Ben Sigelman gives an interesting perspective about the three pillars:
A common mistake that [companies] make is to look at each of the pillars in isolation, and then evaluate and implement individual solutions to address each pillar. Instead, try taking a holistic approach.
Focusing on each individual pillar won’t make systems more observable and viewing them holistically is a better approach. This is precisely where Signal Sciences is starting—understanding each of these pillars in unison and giving us insight into our infrastructure performance.
Not every observability tool can fully address all three pillars, but so far we’ve found Datadog best meets our current needs.
The image above is an example of the recent Signal Sciences and Datadog integration—where we support a customizable setup for our customers to generate their own security-related dashboards.
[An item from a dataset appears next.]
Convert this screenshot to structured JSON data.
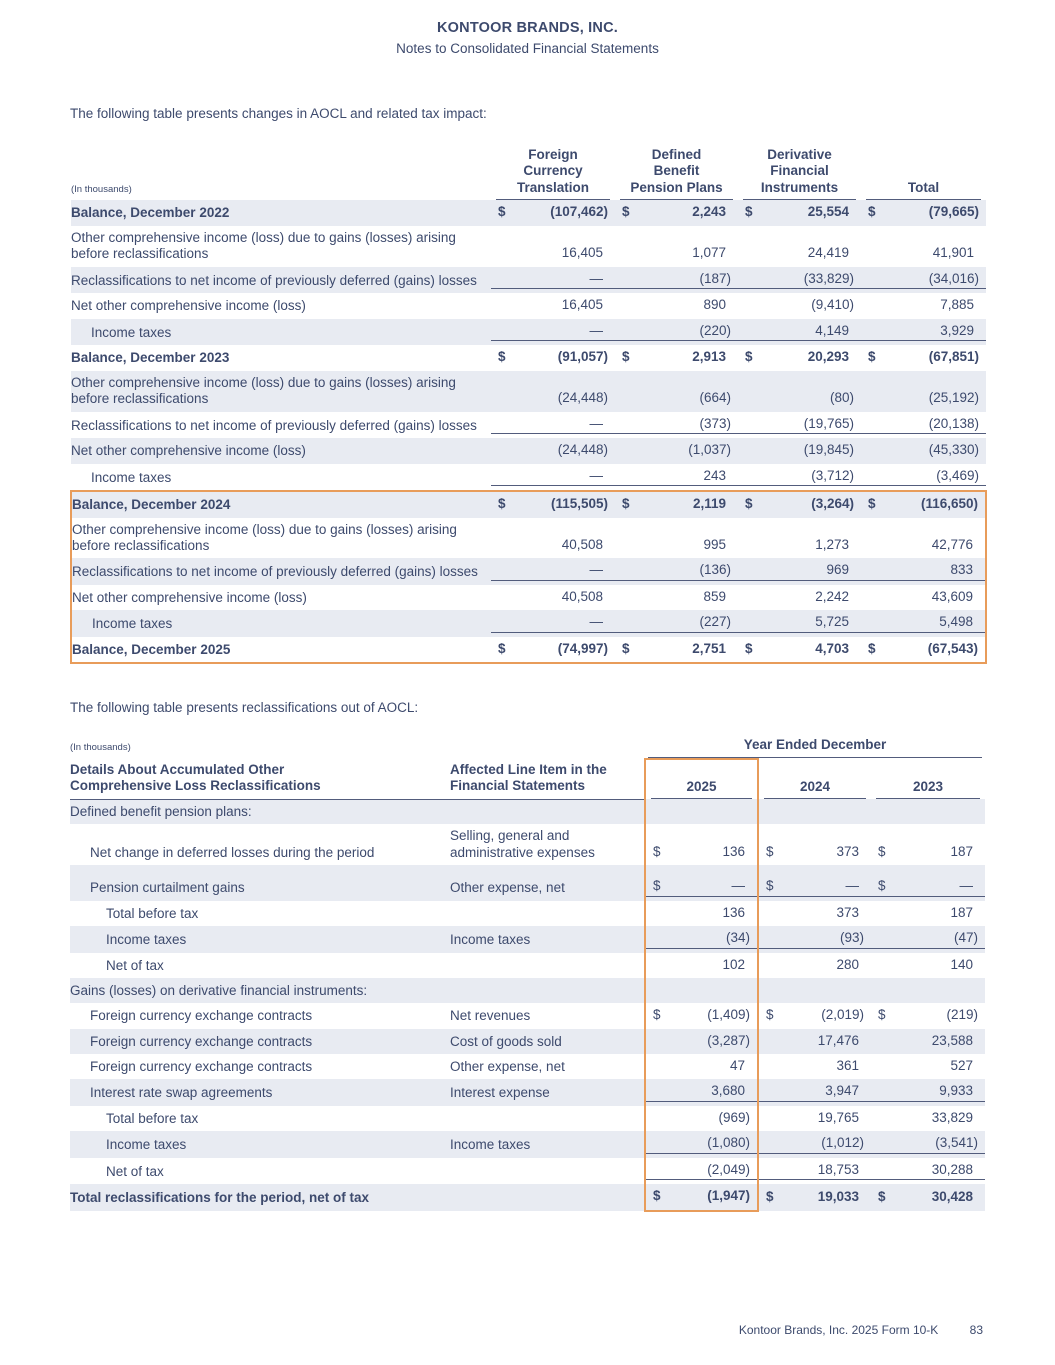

Internally, we used the push method by installing Datadog agents in every part of our infrastructure to push logs, metrics, and traces for Datadog to analyze data. We then created high- to low-level services dashboards placed around our offices to continually observe product performance.
This was our first step in providing more transparency on how our product and infrastructure was performing. Second, we collectively agreed on how our infrastructure should be performing to achieve the highest level of customer value. These steps alone have unlocked great strides in understanding our complex infrastructure systems.
Looking into the future. Sensational…
In our current state, we have software agents deployed in customer environments, in the cloud, and container configurations. It’s critical to know their health and performance, and observability has helped us mitigate outages and customer incidents with just the steps we’ve taken so far. In one case, these steps helped us be proactive in mitigating the loss of request data collected from our agents. Losing agent data can generate false positives or requests to fail open, and malicious attacks may get through to our customer’s web server. Ultimately, observability will help us mitigate these issues and maintain trust with our customers.
Looking forward, we plan to use Datadog to give us visibility and data on solving unknown-unknowns. We also plan to add more structure to our logs, enable APM (Application Performance Monitoring) throughout our infrastructure hosts, and understand performance from a network layer (or network performance monitoring). All decisions to continually deliver a high performance, world-class security platform to our customers.
Conclusions you can jump to
Observability continues to be a great method and lense for Signal Sciences to understand product and infrastructure performance. Helping answer any set of questions about increasingly complex and containerized systems. Now that we understand the performance expectations from our Early Majority customers, we aim to exceed those expectations.
We continue to protect 300 billion web requests every week, deploy more agents in complex customer environments, and block malicious requests with a low false positive rate while expanding our security platform. We’re excited to continue delivering visionary security solutions with observability as a guiding principle.